We can send donations to our favorite charities, we can volunteer to feed the homeless, we can sign up to help this cause or that event – and do these good and holy things with good intention and good heart. But do we love as Jesus loved? Do we feel a depth of compassion that’s gut-punching? Do we experience a hunger for justice so fierce and so urgent that we rearrange our lives in order to pursue it? Can we empathize with another to the point of a broken heart? Do we even want to try?
In theory, “yes.” In reality… we operate out of desires for safety, a manageable life, we love within the circles of family and friendship, we love who we choose to love…. We do what we can, right?
And yet the dying wish of our Savior was to love one another. Our God is the one who calls us, first and foremost, to ensure every one of his children feels loved. Not shamed. Not punished. Not chastised. Not judged. Not isolated. But loved. “This is how all will know that you are my disciples, if you have love for one another.” And if we fail to do these things? Then the world won’t know what they need to know about God though the life, death and resurrection of Christ because we will not have put it on display for all the world to see. And we the people of God, the Church, will be seen as flawed and hypocritical – not as a place of holiness, healing, hospitality, and hope.

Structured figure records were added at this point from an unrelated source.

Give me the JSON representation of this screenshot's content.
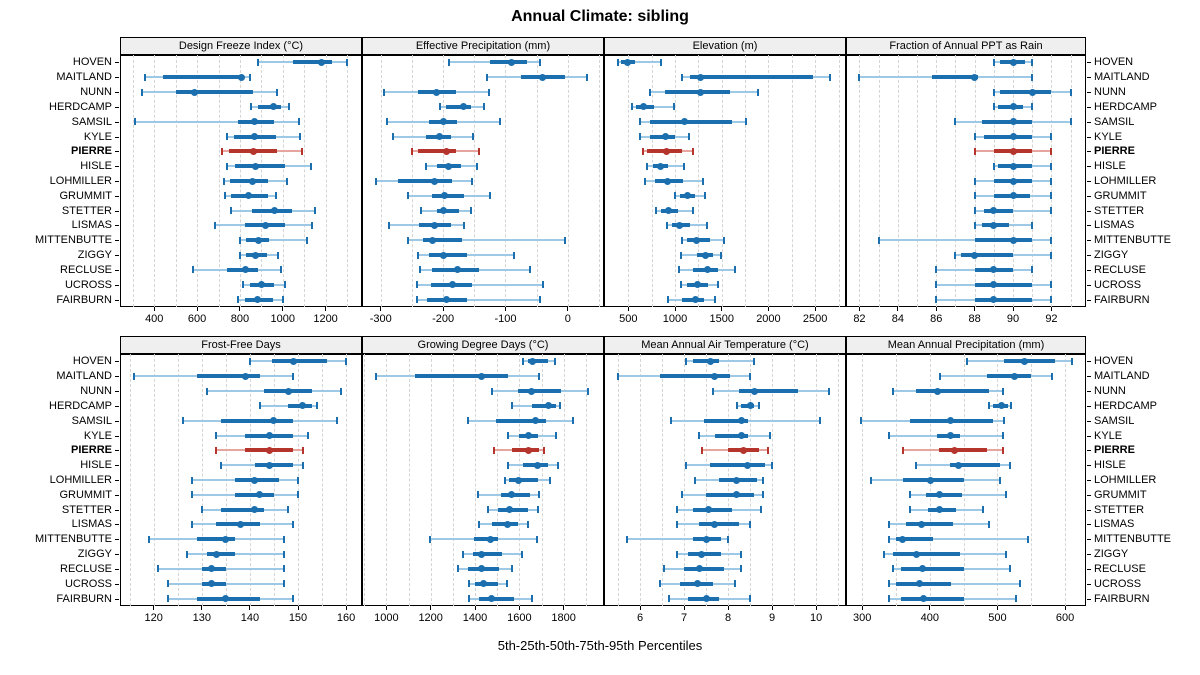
{
  "title": "Annual Climate: sibling",
  "footer": "5th-25th-50th-75th-95th Percentiles",
  "stations": [
    "HOVEN",
    "MAITLAND",
    "NUNN",
    "HERDCAMP",
    "SAMSIL",
    "KYLE",
    "PIERRE",
    "HISLE",
    "LOHMILLER",
    "GRUMMIT",
    "STETTER",
    "LISMAS",
    "MITTENBUTTE",
    "ZIGGY",
    "RECLUSE",
    "UCROSS",
    "FAIRBURN"
  ],
  "highlight_station": "PIERRE",
  "colors": {
    "series_dark": "#1b6fae",
    "series_light": "#9ec9e6",
    "highlight_dark": "#b5342c",
    "highlight_light": "#e6a59e",
    "grid": "#d4d4d4",
    "strip_bg": "#efefef",
    "border": "#000000"
  },
  "chart_data": {
    "type": "dotplot-percentiles",
    "percentile_labels": [
      "5th",
      "25th",
      "50th",
      "75th",
      "95th"
    ],
    "legend_note": "one row per station; thin light line = 5th-95th, thick bar = 25th-75th, dot = median; PIERRE highlighted red",
    "panels": [
      {
        "title": "Design Freeze Index (°C)",
        "xlim": [
          240,
          1370
        ],
        "ticks": [
          400,
          600,
          800,
          1000,
          1200
        ],
        "minor_step": 100,
        "values": [
          [
            885,
            1050,
            1180,
            1230,
            1300
          ],
          [
            355,
            440,
            805,
            815,
            845
          ],
          [
            345,
            500,
            590,
            860,
            975
          ],
          [
            850,
            885,
            955,
            990,
            1030
          ],
          [
            310,
            790,
            870,
            960,
            1075
          ],
          [
            740,
            770,
            870,
            970,
            1080
          ],
          [
            715,
            750,
            865,
            975,
            1090
          ],
          [
            740,
            775,
            875,
            1010,
            1130
          ],
          [
            725,
            755,
            860,
            930,
            1020
          ],
          [
            730,
            760,
            840,
            930,
            970
          ],
          [
            760,
            855,
            960,
            1045,
            1150
          ],
          [
            685,
            825,
            920,
            1010,
            1135
          ],
          [
            800,
            830,
            885,
            935,
            1115
          ],
          [
            800,
            830,
            875,
            925,
            980
          ],
          [
            580,
            740,
            825,
            885,
            990
          ],
          [
            815,
            845,
            900,
            960,
            1010
          ],
          [
            790,
            825,
            880,
            955,
            1000
          ]
        ]
      },
      {
        "title": "Effective Precipitation (mm)",
        "xlim": [
          -330,
          58
        ],
        "ticks": [
          -300,
          -200,
          -100,
          0
        ],
        "minor_step": 50,
        "values": [
          [
            -190,
            -125,
            -90,
            -65,
            -45
          ],
          [
            -130,
            -75,
            -40,
            -5,
            30
          ],
          [
            -295,
            -240,
            -210,
            -180,
            -127
          ],
          [
            -205,
            -195,
            -168,
            -155,
            -135
          ],
          [
            -290,
            -222,
            -200,
            -177,
            -108
          ],
          [
            -280,
            -228,
            -206,
            -187,
            -152
          ],
          [
            -250,
            -240,
            -195,
            -180,
            -142
          ],
          [
            -228,
            -209,
            -192,
            -171,
            -145
          ],
          [
            -308,
            -273,
            -213,
            -186,
            -154
          ],
          [
            -257,
            -217,
            -197,
            -166,
            -124
          ],
          [
            -235,
            -210,
            -199,
            -174,
            -156
          ],
          [
            -287,
            -238,
            -213,
            -187,
            -167
          ],
          [
            -257,
            -233,
            -217,
            -169,
            -5
          ],
          [
            -240,
            -222,
            -200,
            -161,
            -86
          ],
          [
            -237,
            -217,
            -177,
            -142,
            -61
          ],
          [
            -242,
            -219,
            -185,
            -153,
            -40
          ],
          [
            -242,
            -225,
            -195,
            -161,
            -45
          ]
        ]
      },
      {
        "title": "Elevation (m)",
        "xlim": [
          240,
          2830
        ],
        "ticks": [
          500,
          1000,
          1500,
          2000,
          2500
        ],
        "minor_step": 250,
        "values": [
          [
            390,
            420,
            490,
            575,
            855
          ],
          [
            1080,
            1160,
            1270,
            2480,
            2660
          ],
          [
            730,
            890,
            1275,
            1590,
            1890
          ],
          [
            535,
            580,
            660,
            770,
            990
          ],
          [
            630,
            730,
            1105,
            1605,
            1755
          ],
          [
            620,
            730,
            900,
            1000,
            1155
          ],
          [
            655,
            695,
            910,
            1070,
            1190
          ],
          [
            695,
            760,
            845,
            930,
            1095
          ],
          [
            680,
            785,
            915,
            1090,
            1295
          ],
          [
            1000,
            1055,
            1130,
            1215,
            1320
          ],
          [
            795,
            845,
            930,
            1035,
            1195
          ],
          [
            910,
            965,
            1045,
            1160,
            1345
          ],
          [
            1070,
            1130,
            1230,
            1375,
            1525
          ],
          [
            1060,
            1230,
            1330,
            1410,
            1490
          ],
          [
            1045,
            1190,
            1345,
            1465,
            1645
          ],
          [
            1060,
            1130,
            1240,
            1355,
            1455
          ],
          [
            930,
            1080,
            1220,
            1305,
            1430
          ]
        ]
      },
      {
        "title": "Fraction of Annual PPT as Rain",
        "xlim": [
          81.3,
          93.8
        ],
        "ticks": [
          82,
          84,
          86,
          88,
          90,
          92
        ],
        "minor_step": 1,
        "values": [
          [
            89,
            89.3,
            90,
            90.6,
            91
          ],
          [
            82,
            85.8,
            88,
            88.2,
            91
          ],
          [
            89,
            89.3,
            91,
            92,
            93
          ],
          [
            89,
            89.2,
            90,
            90.5,
            91
          ],
          [
            87,
            88.4,
            90,
            91,
            93
          ],
          [
            88,
            88.5,
            90,
            91,
            92
          ],
          [
            88,
            89,
            90,
            91,
            92
          ],
          [
            89,
            89.2,
            90,
            91,
            92
          ],
          [
            88,
            89,
            90,
            91,
            92
          ],
          [
            88,
            89,
            90,
            90.9,
            92
          ],
          [
            88,
            88.5,
            89,
            90,
            92
          ],
          [
            88,
            88.4,
            89,
            89.8,
            91
          ],
          [
            83,
            88,
            90,
            91,
            92
          ],
          [
            87,
            87.3,
            88,
            90,
            92
          ],
          [
            86,
            88,
            89,
            90,
            91
          ],
          [
            86,
            88,
            89,
            91,
            92
          ],
          [
            86,
            88,
            89,
            91,
            92
          ]
        ]
      },
      {
        "title": "Frost-Free Days",
        "xlim": [
          113,
          163.3
        ],
        "ticks": [
          120,
          130,
          140,
          150,
          160
        ],
        "minor_step": 5,
        "values": [
          [
            140,
            144.5,
            149,
            156,
            160
          ],
          [
            116,
            129,
            139,
            142,
            149
          ],
          [
            131,
            143,
            148,
            153,
            159
          ],
          [
            142,
            148,
            151,
            153,
            154
          ],
          [
            126,
            134,
            145,
            149,
            158
          ],
          [
            133,
            139,
            144,
            149,
            152
          ],
          [
            133,
            139,
            144,
            149,
            151
          ],
          [
            134,
            141,
            144,
            149,
            151
          ],
          [
            128,
            137,
            141,
            146,
            150
          ],
          [
            128,
            137,
            142,
            145,
            150
          ],
          [
            130,
            134,
            141,
            143,
            148
          ],
          [
            128,
            133,
            138,
            142,
            149
          ],
          [
            119,
            129,
            135,
            137,
            147
          ],
          [
            127,
            131,
            133,
            137,
            147
          ],
          [
            121,
            130,
            132,
            135,
            147
          ],
          [
            123,
            130,
            132,
            135,
            147
          ],
          [
            123,
            129,
            135,
            142,
            149
          ]
        ]
      },
      {
        "title": "Growing Degree Days (°C)",
        "xlim": [
          890,
          1982
        ],
        "ticks": [
          1000,
          1200,
          1400,
          1600,
          1800
        ],
        "minor_step": 100,
        "values": [
          [
            1615,
            1640,
            1660,
            1730,
            1760
          ],
          [
            955,
            1130,
            1430,
            1550,
            1690
          ],
          [
            1475,
            1595,
            1655,
            1790,
            1910
          ],
          [
            1565,
            1655,
            1730,
            1765,
            1785
          ],
          [
            1370,
            1495,
            1675,
            1720,
            1840
          ],
          [
            1550,
            1600,
            1640,
            1685,
            1765
          ],
          [
            1485,
            1565,
            1640,
            1690,
            1710
          ],
          [
            1550,
            1615,
            1680,
            1730,
            1775
          ],
          [
            1535,
            1555,
            1595,
            1685,
            1740
          ],
          [
            1415,
            1515,
            1565,
            1650,
            1690
          ],
          [
            1460,
            1505,
            1555,
            1640,
            1685
          ],
          [
            1420,
            1475,
            1545,
            1595,
            1640
          ],
          [
            1195,
            1395,
            1470,
            1505,
            1680
          ],
          [
            1345,
            1390,
            1430,
            1520,
            1610
          ],
          [
            1325,
            1370,
            1430,
            1510,
            1565
          ],
          [
            1375,
            1400,
            1440,
            1505,
            1545
          ],
          [
            1375,
            1420,
            1475,
            1575,
            1655
          ]
        ]
      },
      {
        "title": "Mean Annual Air Temperature (°C)",
        "xlim": [
          5.18,
          10.68
        ],
        "ticks": [
          6,
          7,
          8,
          9,
          10
        ],
        "minor_step": 0.5,
        "values": [
          [
            7.05,
            7.2,
            7.6,
            7.8,
            8.6
          ],
          [
            5.5,
            6.45,
            7.7,
            8.05,
            8.5
          ],
          [
            7.65,
            8.25,
            8.6,
            9.6,
            10.3
          ],
          [
            8.2,
            8.3,
            8.5,
            8.6,
            8.7
          ],
          [
            6.7,
            7.45,
            8.3,
            8.45,
            10.1
          ],
          [
            7.35,
            7.7,
            8.3,
            8.45,
            8.95
          ],
          [
            7.4,
            8.0,
            8.35,
            8.7,
            8.9
          ],
          [
            7.05,
            7.6,
            8.45,
            8.85,
            9.0
          ],
          [
            7.25,
            7.8,
            8.2,
            8.65,
            8.8
          ],
          [
            6.95,
            7.5,
            8.2,
            8.6,
            8.8
          ],
          [
            6.85,
            7.2,
            7.55,
            8.1,
            8.75
          ],
          [
            6.85,
            7.35,
            7.7,
            8.25,
            8.5
          ],
          [
            5.7,
            7.2,
            7.5,
            7.85,
            8.0
          ],
          [
            6.85,
            7.1,
            7.4,
            7.85,
            8.3
          ],
          [
            6.55,
            7.0,
            7.35,
            7.9,
            8.3
          ],
          [
            6.45,
            6.9,
            7.3,
            7.65,
            8.15
          ],
          [
            6.65,
            7.1,
            7.5,
            7.8,
            8.5
          ]
        ]
      },
      {
        "title": "Mean Annual Precipitation (mm)",
        "xlim": [
          276,
          631
        ],
        "ticks": [
          300,
          400,
          500,
          600
        ],
        "minor_step": 50,
        "values": [
          [
            455,
            510,
            540,
            585,
            610
          ],
          [
            415,
            485,
            525,
            550,
            580
          ],
          [
            345,
            380,
            412,
            488,
            508
          ],
          [
            487,
            493,
            506,
            516,
            520
          ],
          [
            298,
            370,
            430,
            494,
            509
          ],
          [
            340,
            410,
            430,
            445,
            508
          ],
          [
            360,
            413,
            437,
            484,
            508
          ],
          [
            380,
            430,
            442,
            504,
            519
          ],
          [
            313,
            360,
            401,
            450,
            504
          ],
          [
            370,
            395,
            415,
            447,
            513
          ],
          [
            370,
            398,
            414,
            439,
            478
          ],
          [
            340,
            365,
            388,
            434,
            488
          ],
          [
            340,
            350,
            360,
            404,
            545
          ],
          [
            332,
            346,
            381,
            445,
            513
          ],
          [
            345,
            358,
            389,
            450,
            519
          ],
          [
            340,
            350,
            384,
            431,
            533
          ],
          [
            340,
            357,
            391,
            450,
            528
          ]
        ]
      }
    ]
  }
}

As I have loved you – at least we have a road map, a set of instructions. Do what Jesus did: “Weep with those who weep. Laugh with those who laugh. Touch the untouchables. Feed the hungry. Welcome the child. Release the captive. Forgive the sinner. Confront the oppressor. Comfort the oppressed. Wash each other’s feet. Hold each other close. Tell each other the truth. Guide each other home.” (D. Thomas, Journey with Jesus)
The French theologian Maurice Blondel offered some sage advice when he counseled believers to just do it, because the love operative in our hands reaching out in the love of Christ to others, has a way, in time, to work its way back from our hands, up our arms, into our hearts, and let us experience As I have loved you. Then we truly move towards the place where we love one another. And then all will know that you are my disciples.
And then Jesus’ last words, enacted, reveal the Kingdom of God.